BL and I were noting this thing talking over glasses of prosecco about high school vs college. "Just be yourself." You have heard it a million times before and when you were younger you didn't believe it. But older, I'm so thankful that I do believe it and am begining to practice that.
Oh the time wasted trying to be someone else! Trying to impress people with a false front. And then there is the mental anguish of it all. Not that being yourself doen't have it's own problems when 'you' clash with someone else. But at least you're fighting and defending and sometimes sacrificing what is true.
I look forward to that day when in my older age when I don't give a rip what others think of me.

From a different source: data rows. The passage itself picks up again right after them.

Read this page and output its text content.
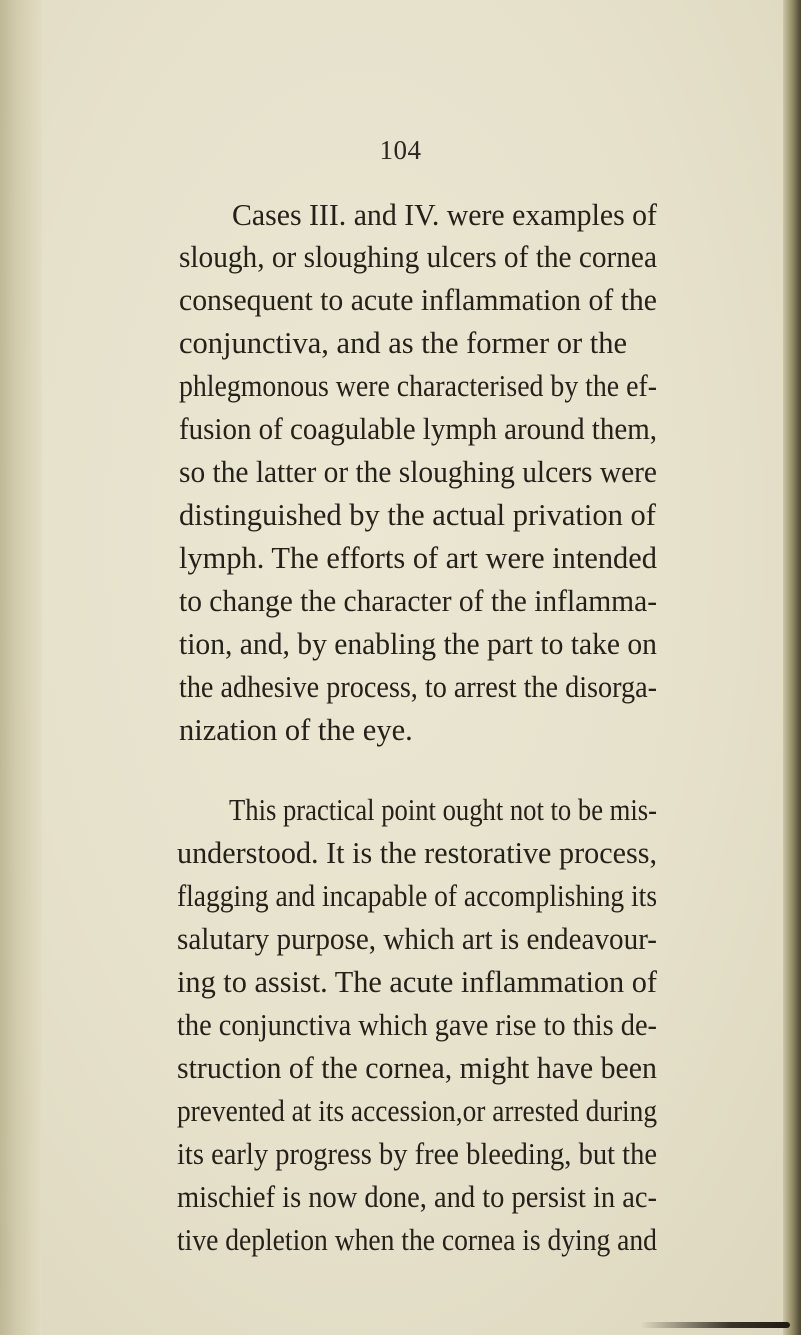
104
Cases III. and IV. were examples of
slough, or sloughing ulcers of the cornea
consequent to acute inflammation of the
conjunctiva, and as the former or the
phlegmonous were characterised by the ef-
fusion of coagulable lymph around them,
so the latter or the sloughing ulcers were
distinguished by the actual privation of
lymph. The efforts of art were intended
to change the character of the inflamma-
tion, and, by enabling the part to take on
the adhesive process, to arrest the disorga-
nization of the eye.
This practical point ought not to be mis-
understood. It is the restorative process,
flagging and incapable of accomplishing its
salutary purpose, which art is endeavour-
ing to assist. The acute inflammation of
the conjunctiva which gave rise to this de-
struction of the cornea, might have been
prevented at its accession,or arrested during
its early progress by free bleeding, but the
mischief is now done, and to persist in ac-
tive depletion when the cornea is dying and
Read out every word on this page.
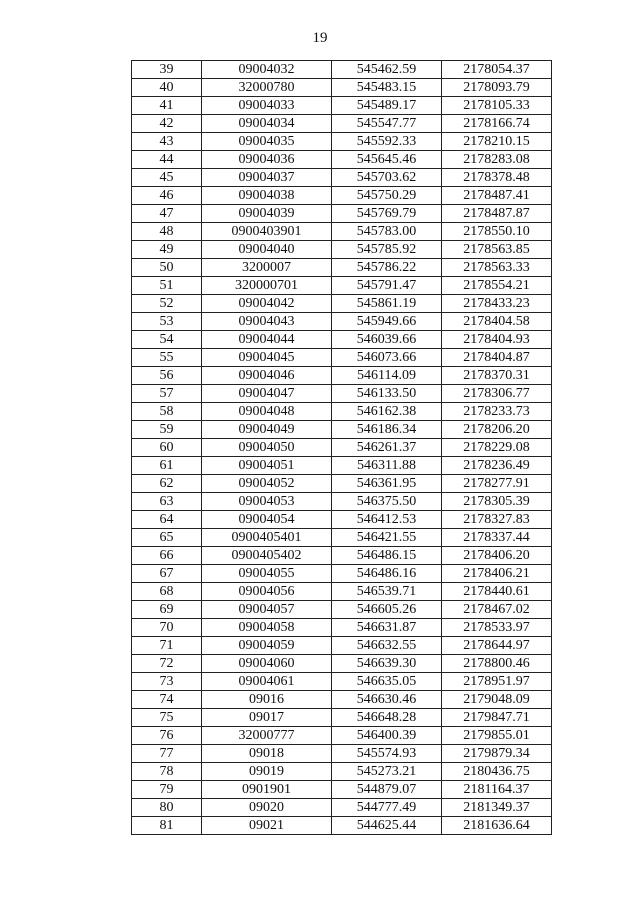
19
39	09004032	545462.59	2178054.37
40	32000780	545483.15	2178093.79
41	09004033	545489.17	2178105.33
42	09004034	545547.77	2178166.74
43	09004035	545592.33	2178210.15
44	09004036	545645.46	2178283.08
45	09004037	545703.62	2178378.48
46	09004038	545750.29	2178487.41
47	09004039	545769.79	2178487.87
48	0900403901	545783.00	2178550.10
49	09004040	545785.92	2178563.85
50	3200007	545786.22	2178563.33
51	320000701	545791.47	2178554.21
52	09004042	545861.19	2178433.23
53	09004043	545949.66	2178404.58
54	09004044	546039.66	2178404.93
55	09004045	546073.66	2178404.87
56	09004046	546114.09	2178370.31
57	09004047	546133.50	2178306.77
58	09004048	546162.38	2178233.73
59	09004049	546186.34	2178206.20
60	09004050	546261.37	2178229.08
61	09004051	546311.88	2178236.49
62	09004052	546361.95	2178277.91
63	09004053	546375.50	2178305.39
64	09004054	546412.53	2178327.83
65	0900405401	546421.55	2178337.44
66	0900405402	546486.15	2178406.20
67	09004055	546486.16	2178406.21
68	09004056	546539.71	2178440.61
69	09004057	546605.26	2178467.02
70	09004058	546631.87	2178533.97
71	09004059	546632.55	2178644.97
72	09004060	546639.30	2178800.46
73	09004061	546635.05	2178951.97
74	09016	546630.46	2179048.09
75	09017	546648.28	2179847.71
76	32000777	546400.39	2179855.01
77	09018	545574.93	2179879.34
78	09019	545273.21	2180436.75
79	0901901	544879.07	2181164.37
80	09020	544777.49	2181349.37
81	09021	544625.44	2181636.64
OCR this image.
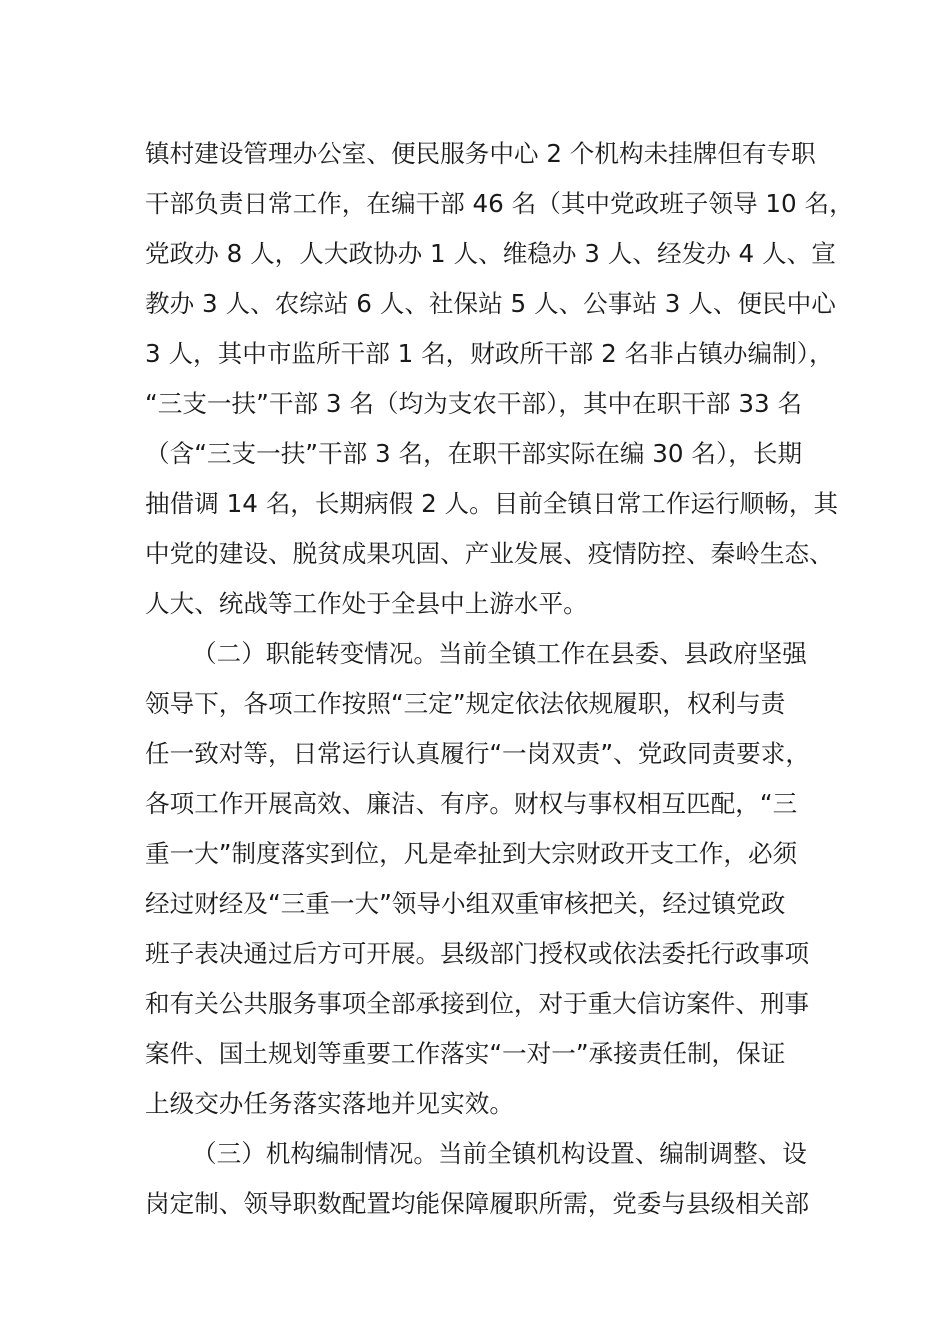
镇村建设管理办公室、便民服务中心 2 个机构未挂牌但有专职
干部负责日常工作，在编干部 46 名（其中党政班子领导 10 名，
党政办 8 人，人大政协办 1 人、维稳办 3 人、经发办 4 人、宣
教办 3 人、农综站 6 人、社保站 5 人、公事站 3 人、便民中心
3 人，其中市监所干部 1 名，财政所干部 2 名非占镇办编制），
“三支一扶”干部 3 名（均为支农干部），其中在职干部 33 名
（含“三支一扶”干部 3 名，在职干部实际在编 30 名），长期
抽借调 14 名，长期病假 2 人。目前全镇日常工作运行顺畅，其
中党的建设、脱贫成果巩固、产业发展、疫情防控、秦岭生态、
人大、统战等工作处于全县中上游水平。
（二）职能转变情况。当前全镇工作在县委、县政府坚强
领导下，各项工作按照“三定”规定依法依规履职，权利与责
任一致对等，日常运行认真履行“一岗双责”、党政同责要求，
各项工作开展高效、廉洁、有序。财权与事权相互匹配，“三
重一大”制度落实到位，凡是牵扯到大宗财政开支工作，必须
经过财经及“三重一大”领导小组双重审核把关，经过镇党政
班子表决通过后方可开展。县级部门授权或依法委托行政事项
和有关公共服务事项全部承接到位，对于重大信访案件、刑事
案件、国土规划等重要工作落实“一对一”承接责任制，保证
上级交办任务落实落地并见实效。
（三）机构编制情况。当前全镇机构设置、编制调整、设
岗定制、领导职数配置均能保障履职所需，党委与县级相关部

Of course I'll have to reign myself in as there is the person I strive to be, for the sake of my own happiness and rightness with G-d, and the misirable wretch that I am. But that struggling person is the person I am.

Tuesday, September 01, 2009

It's a bug AND a feature

Chatting with the Mikey about some of my characteristics, one being stubborn independence. I proclaimed it was a bug and a feature. Depending on the situation it can be stupid or admirable. Not asking for help/blowing off offers of help, insisting on carrying my own luggage up the stairs, ignoring other's advice and doing my own thing, etc.
Yes, wonderful things happen when help is offered and received, however, I'm impatient and if I want something done (not exactly done right), I'll do it myself.